From the very outset, [the drafters of the model convention] realized the necessity of dealing with the questions of tax evasion and double taxation in co-ordination with each other. It is highly desirable that States should come to an agreement with a view to ensuring that a taxpayer shall not be taxed on the same income by a number of different countries, and it seems equally desirable that such international cooperation should prevent certain incomes from escaping taxation altogether. The most elementary and undisputed principles of fiscal justice, therefore, required that the experts should devise a scheme whereby all incomes would be taxed once and only once.1 [Emphasis added.]

It is fair to say that most of the effort in the ensuing years has been focused more on ensuring the relief of double taxation than making sure that double nontaxation does not take place. There are many reasons why things have developed this way, not the least of which is that for tax competition reasons some countries were happy to see structures that reduced the tax burden on their multinational enterprises in their activities abroad, and facilitating double nontaxation was part of that effort.

In 1998 the OECD released a report on harmful tax competition that signaled an important change of focus in international cooperation efforts.2 The report directly or indirectly raised three distinct problems related to double nontaxation or reduced or nominal taxation on international income:

  • tax evasion;
  • tax avoidance; and
  • tax subsidies and ‘‘substantive’’ tax competition.

A description of the history of the 1998 report would be a separate story in itself, full of political intrigue, broken promises, and the like. I will simply say that the most concrete results of that work have been in the area of tax evasion. Events, political pressure, people such as Heinrich Kieber and Bradley Birkenfeld, and the recent International Consortium of Investigative Journalists (ICIJ) data dump have now made the cross-border exchange of tax information increasingly a reality.
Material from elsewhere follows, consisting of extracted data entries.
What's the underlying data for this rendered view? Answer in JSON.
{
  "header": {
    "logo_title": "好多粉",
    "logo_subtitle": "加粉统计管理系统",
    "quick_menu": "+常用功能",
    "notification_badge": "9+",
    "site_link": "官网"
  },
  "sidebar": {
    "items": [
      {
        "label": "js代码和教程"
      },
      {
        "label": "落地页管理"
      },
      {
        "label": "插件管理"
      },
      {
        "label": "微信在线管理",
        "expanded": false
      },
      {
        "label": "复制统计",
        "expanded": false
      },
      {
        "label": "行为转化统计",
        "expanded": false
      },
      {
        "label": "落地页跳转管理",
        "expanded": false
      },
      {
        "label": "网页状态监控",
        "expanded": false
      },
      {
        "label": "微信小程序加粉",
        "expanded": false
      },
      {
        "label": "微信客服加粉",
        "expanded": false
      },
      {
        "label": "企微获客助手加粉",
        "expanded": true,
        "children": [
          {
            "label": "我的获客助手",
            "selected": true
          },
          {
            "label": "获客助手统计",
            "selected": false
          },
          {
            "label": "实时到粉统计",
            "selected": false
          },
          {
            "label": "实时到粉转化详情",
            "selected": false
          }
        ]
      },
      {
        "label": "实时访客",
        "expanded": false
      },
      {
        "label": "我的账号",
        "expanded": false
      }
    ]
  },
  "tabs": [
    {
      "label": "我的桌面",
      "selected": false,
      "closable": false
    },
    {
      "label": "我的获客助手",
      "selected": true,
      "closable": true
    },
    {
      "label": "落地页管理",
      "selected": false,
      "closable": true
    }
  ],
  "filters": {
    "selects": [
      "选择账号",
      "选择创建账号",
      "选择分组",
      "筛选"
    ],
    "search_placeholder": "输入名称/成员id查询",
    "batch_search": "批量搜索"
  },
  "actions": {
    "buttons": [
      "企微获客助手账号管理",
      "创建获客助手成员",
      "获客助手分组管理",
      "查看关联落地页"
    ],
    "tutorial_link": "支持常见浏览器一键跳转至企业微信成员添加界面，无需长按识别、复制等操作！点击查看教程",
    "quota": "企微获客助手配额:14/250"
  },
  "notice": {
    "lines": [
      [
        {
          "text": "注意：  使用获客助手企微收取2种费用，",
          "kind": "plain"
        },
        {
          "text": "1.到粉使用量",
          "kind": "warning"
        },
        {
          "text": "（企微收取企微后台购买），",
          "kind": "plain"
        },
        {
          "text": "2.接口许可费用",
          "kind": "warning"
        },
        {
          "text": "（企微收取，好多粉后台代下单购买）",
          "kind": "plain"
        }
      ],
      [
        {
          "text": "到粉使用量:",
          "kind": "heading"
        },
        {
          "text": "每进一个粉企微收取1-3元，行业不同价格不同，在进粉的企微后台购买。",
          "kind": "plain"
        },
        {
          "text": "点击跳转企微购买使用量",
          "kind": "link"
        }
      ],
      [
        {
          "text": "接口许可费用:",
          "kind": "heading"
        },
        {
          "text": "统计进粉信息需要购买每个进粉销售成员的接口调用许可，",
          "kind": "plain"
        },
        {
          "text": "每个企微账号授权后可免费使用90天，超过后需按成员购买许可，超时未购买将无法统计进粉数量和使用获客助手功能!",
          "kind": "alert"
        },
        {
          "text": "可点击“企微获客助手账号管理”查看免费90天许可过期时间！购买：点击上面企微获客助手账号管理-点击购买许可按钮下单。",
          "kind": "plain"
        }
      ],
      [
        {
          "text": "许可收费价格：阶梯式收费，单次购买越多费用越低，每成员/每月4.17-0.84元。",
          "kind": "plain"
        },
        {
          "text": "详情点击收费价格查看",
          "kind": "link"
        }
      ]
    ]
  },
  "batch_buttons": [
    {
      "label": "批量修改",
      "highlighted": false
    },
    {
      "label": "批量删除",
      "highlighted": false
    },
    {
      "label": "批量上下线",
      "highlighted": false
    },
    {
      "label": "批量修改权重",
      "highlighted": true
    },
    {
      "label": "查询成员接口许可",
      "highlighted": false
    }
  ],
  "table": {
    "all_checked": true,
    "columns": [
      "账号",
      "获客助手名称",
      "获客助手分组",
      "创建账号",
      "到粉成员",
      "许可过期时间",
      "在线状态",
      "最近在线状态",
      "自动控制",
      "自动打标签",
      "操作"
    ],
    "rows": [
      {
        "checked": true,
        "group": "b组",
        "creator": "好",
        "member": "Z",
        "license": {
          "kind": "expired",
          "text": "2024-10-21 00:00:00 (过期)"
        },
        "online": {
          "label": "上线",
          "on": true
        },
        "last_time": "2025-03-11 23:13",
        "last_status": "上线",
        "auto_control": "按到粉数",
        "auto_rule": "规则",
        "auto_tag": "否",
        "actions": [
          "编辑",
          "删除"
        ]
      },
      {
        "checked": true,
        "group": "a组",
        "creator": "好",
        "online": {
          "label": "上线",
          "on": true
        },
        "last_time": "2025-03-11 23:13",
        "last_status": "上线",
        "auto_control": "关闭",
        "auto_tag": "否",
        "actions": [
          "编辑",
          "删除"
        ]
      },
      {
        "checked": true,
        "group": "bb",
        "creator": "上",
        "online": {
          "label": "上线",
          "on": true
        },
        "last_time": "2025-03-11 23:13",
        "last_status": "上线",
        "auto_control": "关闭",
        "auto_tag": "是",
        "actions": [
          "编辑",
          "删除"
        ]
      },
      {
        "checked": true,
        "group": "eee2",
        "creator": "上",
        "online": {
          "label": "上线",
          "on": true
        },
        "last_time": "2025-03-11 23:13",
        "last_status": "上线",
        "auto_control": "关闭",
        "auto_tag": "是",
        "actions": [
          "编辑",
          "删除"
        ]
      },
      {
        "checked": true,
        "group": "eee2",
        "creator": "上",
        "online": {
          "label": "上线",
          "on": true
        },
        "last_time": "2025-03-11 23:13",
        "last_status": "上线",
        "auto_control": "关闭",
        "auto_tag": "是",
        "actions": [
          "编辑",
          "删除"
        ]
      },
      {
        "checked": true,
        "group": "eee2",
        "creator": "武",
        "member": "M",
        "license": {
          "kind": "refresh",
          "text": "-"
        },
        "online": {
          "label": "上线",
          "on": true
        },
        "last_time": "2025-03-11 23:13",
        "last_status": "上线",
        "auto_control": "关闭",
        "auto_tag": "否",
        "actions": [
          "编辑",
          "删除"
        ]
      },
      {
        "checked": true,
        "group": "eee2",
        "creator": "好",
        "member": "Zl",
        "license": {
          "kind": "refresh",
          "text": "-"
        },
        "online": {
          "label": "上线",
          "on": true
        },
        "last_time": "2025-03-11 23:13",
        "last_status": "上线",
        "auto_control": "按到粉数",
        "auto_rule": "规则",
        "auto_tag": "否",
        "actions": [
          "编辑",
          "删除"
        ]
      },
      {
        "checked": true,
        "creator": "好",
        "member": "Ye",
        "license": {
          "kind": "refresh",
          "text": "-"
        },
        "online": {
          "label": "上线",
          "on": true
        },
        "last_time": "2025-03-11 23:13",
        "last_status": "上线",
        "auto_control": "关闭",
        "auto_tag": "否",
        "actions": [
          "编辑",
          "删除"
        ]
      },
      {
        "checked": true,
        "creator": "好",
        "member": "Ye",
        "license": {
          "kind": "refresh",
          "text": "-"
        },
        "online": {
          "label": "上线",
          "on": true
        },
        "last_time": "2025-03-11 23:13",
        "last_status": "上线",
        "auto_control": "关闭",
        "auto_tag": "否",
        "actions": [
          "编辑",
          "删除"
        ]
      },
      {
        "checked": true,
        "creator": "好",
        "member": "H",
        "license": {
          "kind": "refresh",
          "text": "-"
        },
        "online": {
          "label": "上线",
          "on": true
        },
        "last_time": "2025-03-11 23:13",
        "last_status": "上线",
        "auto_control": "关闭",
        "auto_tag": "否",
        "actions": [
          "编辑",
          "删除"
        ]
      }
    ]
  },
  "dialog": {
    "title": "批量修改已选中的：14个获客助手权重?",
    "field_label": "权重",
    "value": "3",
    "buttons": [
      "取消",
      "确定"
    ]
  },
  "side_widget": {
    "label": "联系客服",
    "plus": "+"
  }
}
After the Foreign Account Tax Compliance Act developments in the U.S. and the recent statements by the G-20 and the EU, it is only a question of time – and not much time in my view – before automatic exchange of information becomes the international norm. The technical work to implement such automatic exchange has been developed by the OECD and now the political will to put it into effect seems to be here as well.

On the second strand of the 1998 report, it now seems that the time has come for greater international cooperation in the area of tax avoidance in the form of the OECD’s base erosion and profit shifting (BEPS) project and that is what I would like to focus on today. I will also touch on possible work concerning some forms of tax subsidies and tax competition, although I am more skeptical that quick progress can be made in that area.